10 are killed in caste-driven land dispute in India

A village chief and a group of higher-caste men opened fire on poor farmers in northern India and killed at least 10 of them in a land dispute, police officials said Thursday.

>>Jeffrey Gettleman and Hari KumarThe New York Times
Published : 18 July 2019, 03:48 PM
Updated : 18 July 2019, 03:48 PM

The bloodshed unfolded on Wednesday around noon in a village in Sonbhadra District, about 500 miles southeast of New Delhi. Experts said it was one of the deadliest land disputes in India in recent years.

Officials said that men from the Gujjar caste — a midrank caste, and the dominant one in that area — were bent on taking possession of about 100 acres of land that was being used to farm rice.

When a group of Gond tribal members, who are often at the bottom of India’s complex social hierarchy, protested, the Gujjar men showed up with tractors and guns. Their leader was the village head, and after heated arguments the village head and his accomplices opened fire, police said.

“Hand-to-hand battle also took place, and many people were injured,” said Ankit Kumar Agarwal, the district magistrate in the area.

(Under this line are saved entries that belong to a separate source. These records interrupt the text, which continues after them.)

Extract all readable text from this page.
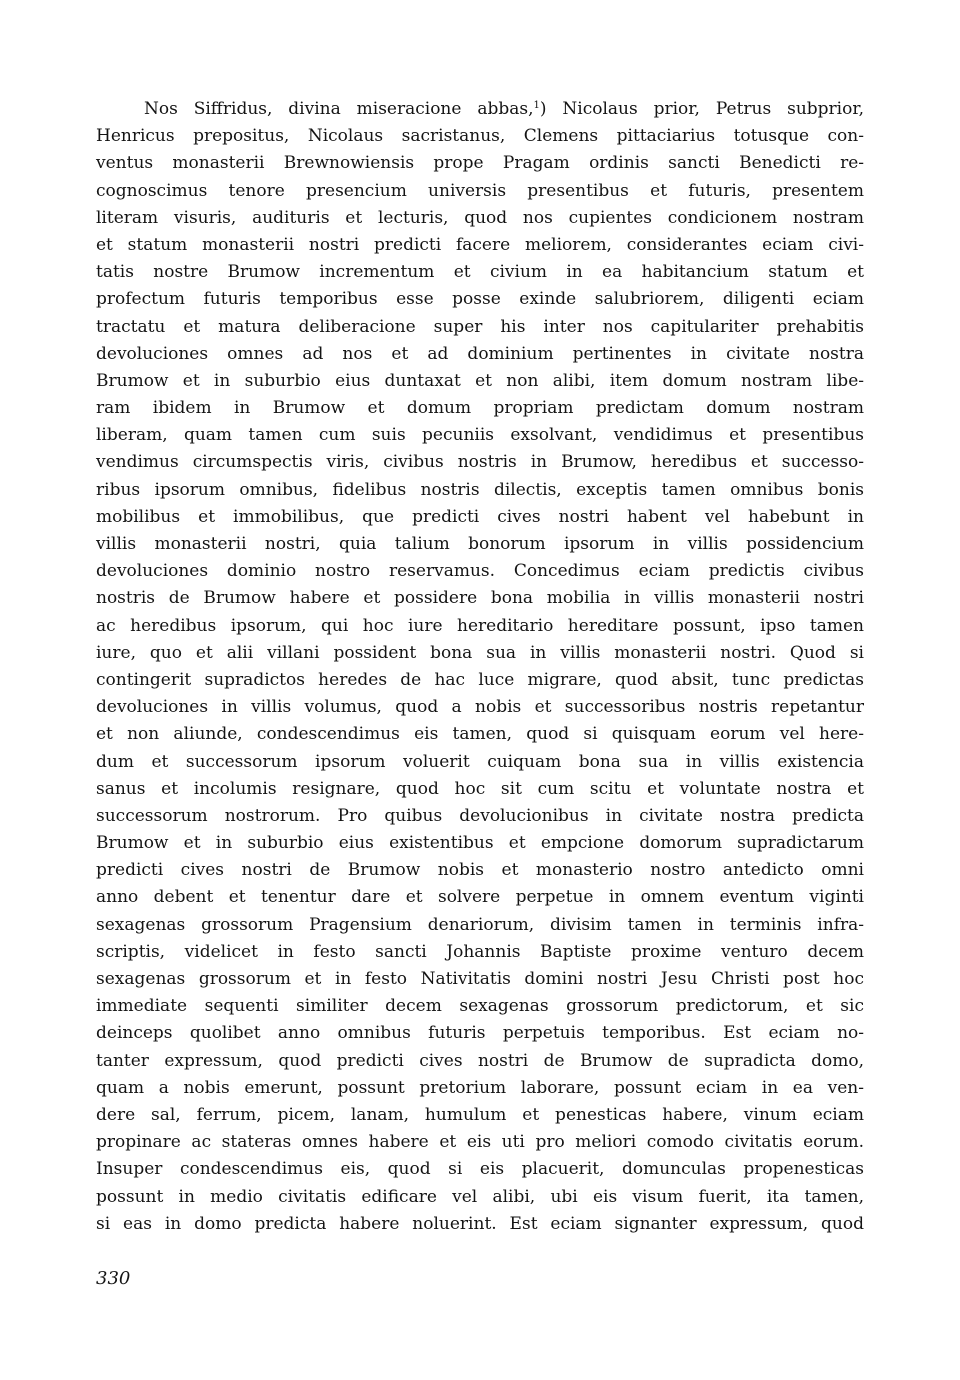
Nos Siffridus, divina miseracione abbas,$^1$) Nicolaus prior, Petrus subprior,
Henricus prepositus, Nicolaus sacristanus, Clemens pittaciarius totusque con-
ventus monasterii Brewnowiensis prope Pragam ordinis sancti Benedicti re-
cognoscimus tenore presencium universis presentibus et futuris, presentem
literam visuris, audituris et lecturis, quod nos cupientes condicionem nostram
et statum monasterii nostri predicti facere meliorem, considerantes eciam civi-
tatis nostre Brumow incrementum et civium in ea habitancium statum et
profectum futuris temporibus esse posse exinde salubriorem, diligenti eciam
tractatu et matura deliberacione super his inter nos capitulariter prehabitis
devoluciones omnes ad nos et ad dominium pertinentes in civitate nostra
Brumow et in suburbio eius duntaxat et non alibi, item domum nostram libe-
ram ibidem in Brumow et domum propriam predictam domum nostram
liberam, quam tamen cum suis pecuniis exsolvant, vendidimus et presentibus
vendimus circumspectis viris, civibus nostris in Brumow, heredibus et successo-
ribus ipsorum omnibus, fidelibus nostris dilectis, exceptis tamen omnibus bonis
mobilibus et immobilibus, que predicti cives nostri habent vel habebunt in
villis monasterii nostri, quia talium bonorum ipsorum in villis possidencium
devoluciones dominio nostro reservamus. Concedimus eciam predictis civibus
nostris de Brumow habere et possidere bona mobilia in villis monasterii nostri
ac heredibus ipsorum, qui hoc iure hereditario hereditare possunt, ipso tamen
iure, quo et alii villani possident bona sua in villis monasterii nostri. Quod si
contingerit supradictos heredes de hac luce migrare, quod absit, tunc predictas
devoluciones in villis volumus, quod a nobis et successoribus nostris repetantur
et non aliunde, condescendimus eis tamen, quod si quisquam eorum vel here-
dum et successorum ipsorum voluerit cuiquam bona sua in villis existencia
sanus et incolumis resignare, quod hoc sit cum scitu et voluntate nostra et
successorum nostrorum. Pro quibus devolucionibus in civitate nostra predicta
Brumow et in suburbio eius existentibus et empcione domorum supradictarum
predicti cives nostri de Brumow nobis et monasterio nostro antedicto omni
anno debent et tenentur dare et solvere perpetue in omnem eventum viginti
sexagenas grossorum Pragensium denariorum, divisim tamen in terminis infra-
scriptis, videlicet in festo sancti Johannis Baptiste proxime venturo decem
sexagenas grossorum et in festo Nativitatis domini nostri Jesu Christi post hoc
immediate sequenti similiter decem sexagenas grossorum predictorum, et sic
deinceps quolibet anno omnibus futuris perpetuis temporibus. Est eciam no-
tanter expressum, quod predicti cives nostri de Brumow de supradicta domo,
quam a nobis emerunt, possunt pretorium laborare, possunt eciam in ea ven-
dere sal, ferrum, picem, lanam, humulum et penesticas habere, vinum eciam
propinare ac stateras omnes habere et eis uti pro meliori comodo civitatis eorum.
Insuper condescendimus eis, quod si eis placuerit, domunculas propenesticas
possunt in medio civitatis edificare vel alibi, ubi eis visum fuerit, ita tamen,
si eas in domo predicta habere noluerint. Est eciam signanter expressum, quod
330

Experts said the case exemplified the pressures on land in India, where 1.3 billion people are crowded into a space about the size of a third of the United States. The violence may also reflect the state of caste dynamics in rural India, even today, many years after government policies have been introduced to protect historically marginalised people.

Experts said that abuses were still routinely meted out against lower-caste and tribal people (India’s Constitution includes special protections for what it terms “Scheduled Tribes”).

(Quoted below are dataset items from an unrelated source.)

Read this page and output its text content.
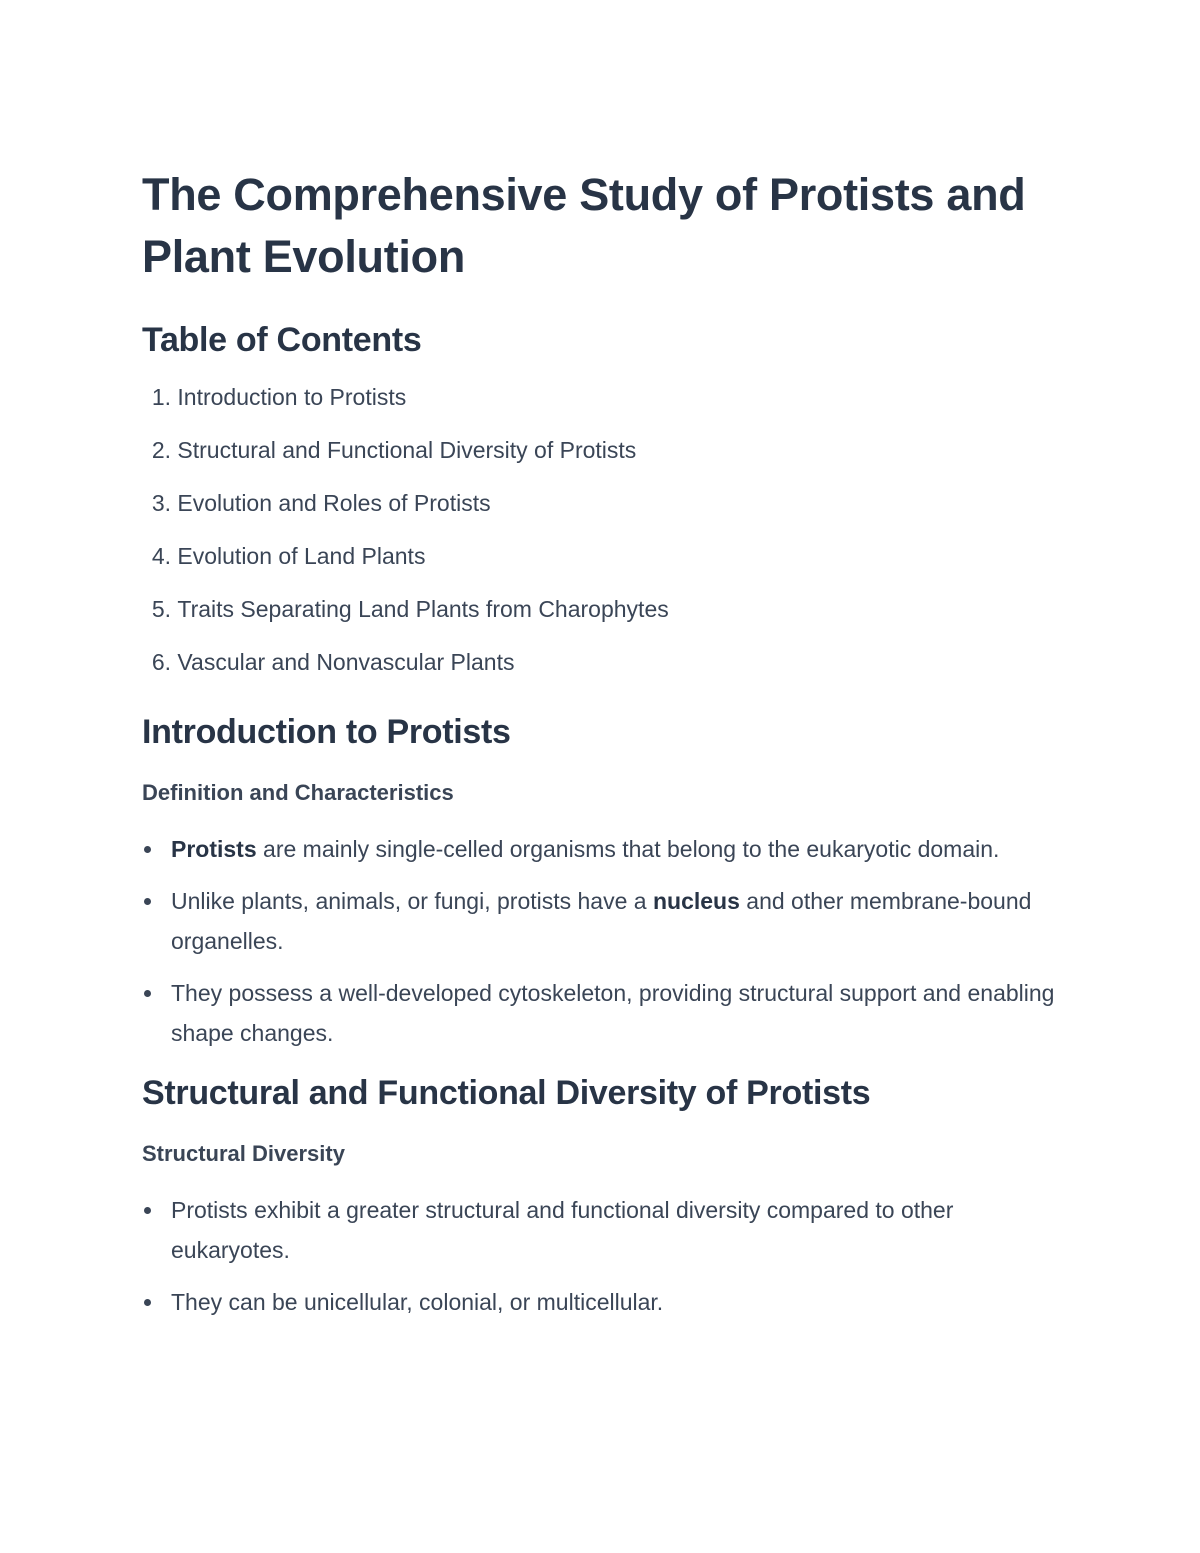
The Comprehensive Study of Protists and Plant Evolution
Table of Contents
1.
Introduction to Protists
2.
Structural and Functional Diversity of Protists
3.
Evolution and Roles of Protists
4.
Evolution of Land Plants
5.
Traits Separating Land Plants from Charophytes
6.
Vascular and Nonvascular Plants
Introduction to Protists
Definition and Characteristics
Protists are mainly single-celled organisms that belong to the eukaryotic domain.
Unlike plants, animals, or fungi, protists have a nucleus and other membrane-bound organelles.
They possess a well-developed cytoskeleton, providing structural support and enabling shape changes.
Structural and Functional Diversity of Protists
Structural Diversity
Protists exhibit a greater structural and functional diversity compared to other eukaryotes.
They can be unicellular, colonial, or multicellular.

“Tribals are one of the most landless communities in India,” said Kumar Sambhav Shrivastava, a journalist and co-founder of Land Conflict Watch, a data project that analyses these disputes. “Traditionally, it was easy to take over their land, kick them out.”

Authorities said that all of the people killed — seven men and three women — were Gond members but that some Gujjar men had also been injured in the fighting. Police said the combatants had also used wooden sticks, cleavers, spades and iron rods.

Gujjars are hardly at the top of the overall caste ladder, and are far below the Brahmins, who are considered the highest. In some places, Gujjars complain that they themselves are discriminated against because of their caste. But in Sonbhadra District, they own much of the land.

Authorities said the village head and some of his relatives had bought the land several years ago but that the Gond people whose community had been farming it for decades refused to give it up.

Police officials said that they had arrested 24 people but that the village chief was still at large.